License (3-clause BSD)
Copyright (c) 2016, The Curious AI Company All rights reserved.
Redistribution and use in source and binary forms, with or without modification, are permitted provided that the following conditions are met:
-
Redistributions of source code must retain the above copyright notice, this list of conditions and the following disclaimer.
-
Redistributions in binary form must reproduce the above copyright notice, this list of conditions and the following disclaimer in the documentation and/or other materials provided with the distribution.
-
Neither the name of the copyright holder nor the names of its contributors may be used to endorse or promote products derived from this software without specific prior written permission.

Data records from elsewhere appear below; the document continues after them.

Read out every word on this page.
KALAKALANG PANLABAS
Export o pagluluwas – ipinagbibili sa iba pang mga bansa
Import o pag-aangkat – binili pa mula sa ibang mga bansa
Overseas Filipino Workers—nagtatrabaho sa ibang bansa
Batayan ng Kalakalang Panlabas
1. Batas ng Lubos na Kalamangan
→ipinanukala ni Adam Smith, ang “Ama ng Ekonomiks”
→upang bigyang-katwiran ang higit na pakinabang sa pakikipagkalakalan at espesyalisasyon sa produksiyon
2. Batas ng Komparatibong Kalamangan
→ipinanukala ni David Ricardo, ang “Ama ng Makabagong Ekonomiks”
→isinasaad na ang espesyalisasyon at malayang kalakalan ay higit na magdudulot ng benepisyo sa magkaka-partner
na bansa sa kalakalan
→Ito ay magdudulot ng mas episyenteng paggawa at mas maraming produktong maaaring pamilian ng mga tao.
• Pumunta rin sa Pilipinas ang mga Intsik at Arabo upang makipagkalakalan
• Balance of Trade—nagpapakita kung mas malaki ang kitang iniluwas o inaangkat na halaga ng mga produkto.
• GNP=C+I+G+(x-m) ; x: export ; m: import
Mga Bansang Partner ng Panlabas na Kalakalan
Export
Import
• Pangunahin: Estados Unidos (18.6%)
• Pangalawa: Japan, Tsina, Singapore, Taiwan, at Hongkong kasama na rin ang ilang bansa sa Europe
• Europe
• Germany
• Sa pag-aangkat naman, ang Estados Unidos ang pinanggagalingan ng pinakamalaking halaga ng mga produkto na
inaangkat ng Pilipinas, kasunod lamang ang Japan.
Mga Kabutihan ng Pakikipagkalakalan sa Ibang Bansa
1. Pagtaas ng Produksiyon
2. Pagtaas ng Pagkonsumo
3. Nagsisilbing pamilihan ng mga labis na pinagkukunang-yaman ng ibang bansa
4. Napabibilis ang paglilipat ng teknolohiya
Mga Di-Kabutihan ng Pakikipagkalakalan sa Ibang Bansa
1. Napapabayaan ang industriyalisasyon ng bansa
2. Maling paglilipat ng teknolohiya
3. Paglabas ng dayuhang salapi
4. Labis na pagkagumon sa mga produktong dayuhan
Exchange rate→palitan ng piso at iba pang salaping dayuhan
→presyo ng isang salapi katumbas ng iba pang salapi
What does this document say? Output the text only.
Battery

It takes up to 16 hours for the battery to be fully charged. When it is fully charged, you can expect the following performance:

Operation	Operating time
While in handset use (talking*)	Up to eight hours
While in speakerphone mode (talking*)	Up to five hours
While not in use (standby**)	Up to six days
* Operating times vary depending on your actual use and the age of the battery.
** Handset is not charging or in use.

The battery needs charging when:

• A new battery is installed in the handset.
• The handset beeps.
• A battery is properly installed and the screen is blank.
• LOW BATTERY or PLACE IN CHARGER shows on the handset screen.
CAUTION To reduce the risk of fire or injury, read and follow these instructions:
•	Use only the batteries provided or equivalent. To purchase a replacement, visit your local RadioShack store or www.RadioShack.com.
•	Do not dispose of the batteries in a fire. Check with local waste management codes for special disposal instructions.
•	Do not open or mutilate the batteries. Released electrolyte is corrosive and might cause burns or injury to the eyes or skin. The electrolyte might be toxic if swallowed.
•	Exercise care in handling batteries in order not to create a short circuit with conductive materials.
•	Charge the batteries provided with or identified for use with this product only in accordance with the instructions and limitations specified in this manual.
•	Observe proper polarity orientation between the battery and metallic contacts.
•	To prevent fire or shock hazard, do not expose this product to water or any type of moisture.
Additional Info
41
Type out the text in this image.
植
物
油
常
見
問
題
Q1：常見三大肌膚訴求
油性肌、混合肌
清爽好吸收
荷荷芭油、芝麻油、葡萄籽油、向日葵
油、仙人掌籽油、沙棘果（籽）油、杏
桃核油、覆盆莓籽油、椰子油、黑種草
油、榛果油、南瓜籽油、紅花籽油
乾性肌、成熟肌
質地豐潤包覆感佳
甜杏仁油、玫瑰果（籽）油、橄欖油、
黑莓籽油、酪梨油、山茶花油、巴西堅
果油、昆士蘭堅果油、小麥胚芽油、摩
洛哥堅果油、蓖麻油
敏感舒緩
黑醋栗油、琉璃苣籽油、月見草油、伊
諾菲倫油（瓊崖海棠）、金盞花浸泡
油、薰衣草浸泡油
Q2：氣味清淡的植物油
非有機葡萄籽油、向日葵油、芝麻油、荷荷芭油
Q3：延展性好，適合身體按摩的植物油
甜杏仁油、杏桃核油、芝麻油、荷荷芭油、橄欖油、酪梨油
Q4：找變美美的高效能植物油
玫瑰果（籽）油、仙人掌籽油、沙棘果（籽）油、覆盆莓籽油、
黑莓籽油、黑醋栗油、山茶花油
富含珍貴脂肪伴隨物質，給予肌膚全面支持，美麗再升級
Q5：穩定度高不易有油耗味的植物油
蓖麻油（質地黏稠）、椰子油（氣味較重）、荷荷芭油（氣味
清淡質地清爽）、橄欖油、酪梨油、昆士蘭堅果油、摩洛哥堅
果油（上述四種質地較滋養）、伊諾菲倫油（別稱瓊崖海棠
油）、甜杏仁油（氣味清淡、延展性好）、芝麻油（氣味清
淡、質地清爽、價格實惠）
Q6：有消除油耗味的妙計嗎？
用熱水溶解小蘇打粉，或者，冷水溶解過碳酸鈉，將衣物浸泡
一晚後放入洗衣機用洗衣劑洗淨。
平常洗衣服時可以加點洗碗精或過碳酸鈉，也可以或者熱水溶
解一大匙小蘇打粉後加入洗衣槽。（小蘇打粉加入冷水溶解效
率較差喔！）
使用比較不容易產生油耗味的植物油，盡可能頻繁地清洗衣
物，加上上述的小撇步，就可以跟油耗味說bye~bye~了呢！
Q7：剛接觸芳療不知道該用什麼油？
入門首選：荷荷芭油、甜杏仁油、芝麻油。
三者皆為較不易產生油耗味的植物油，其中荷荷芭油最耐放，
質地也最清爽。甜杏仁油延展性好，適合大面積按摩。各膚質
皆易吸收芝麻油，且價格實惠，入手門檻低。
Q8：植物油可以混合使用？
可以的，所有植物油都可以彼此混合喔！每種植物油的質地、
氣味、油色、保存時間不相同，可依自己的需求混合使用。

THIS SOFTWARE IS PROVIDED BY THE COPYRIGHT HOLDERS AND CONTRIBUTORS "AS IS" AND ANY EXPRESS OR IMPLIED WARRANTIES, INCLUDING, BUT NOT LIMITED TO, THE IMPLIED WARRANTIES OF MERCHANTABILITY AND FITNESS FOR A PARTICULAR PURPOSE ARE DISCLAIMED. IN NO EVENT SHALL THE COPYRIGHT HOLDER OR CONTRIBUTORS BE LIABLE FOR ANY DIRECT, INDIRECT, INCIDENTAL, SPECIAL, EXEMPLARY, OR CONSEQUENTIAL DAMAGES (INCLUDING, BUT NOT LIMITED TO, PROCUREMENT OF SUBSTITUTE GOODS OR SERVICES; LOSS OF USE, DATA, OR PROFITS; OR BUSINESS INTERRUPTION) HOWEVER CAUSED AND ON ANY THEORY OF LIABILITY, WHETHER IN CONTRACT, STRICT LIABILITY, OR TORT (INCLUDING NEGLIGENCE OR OTHERWISE) ARISING IN ANY WAY OUT OF THE USE OF THIS SOFTWARE, EVEN IF ADVISED OF THE POSSIBILITY OF SUCH DAMAGE.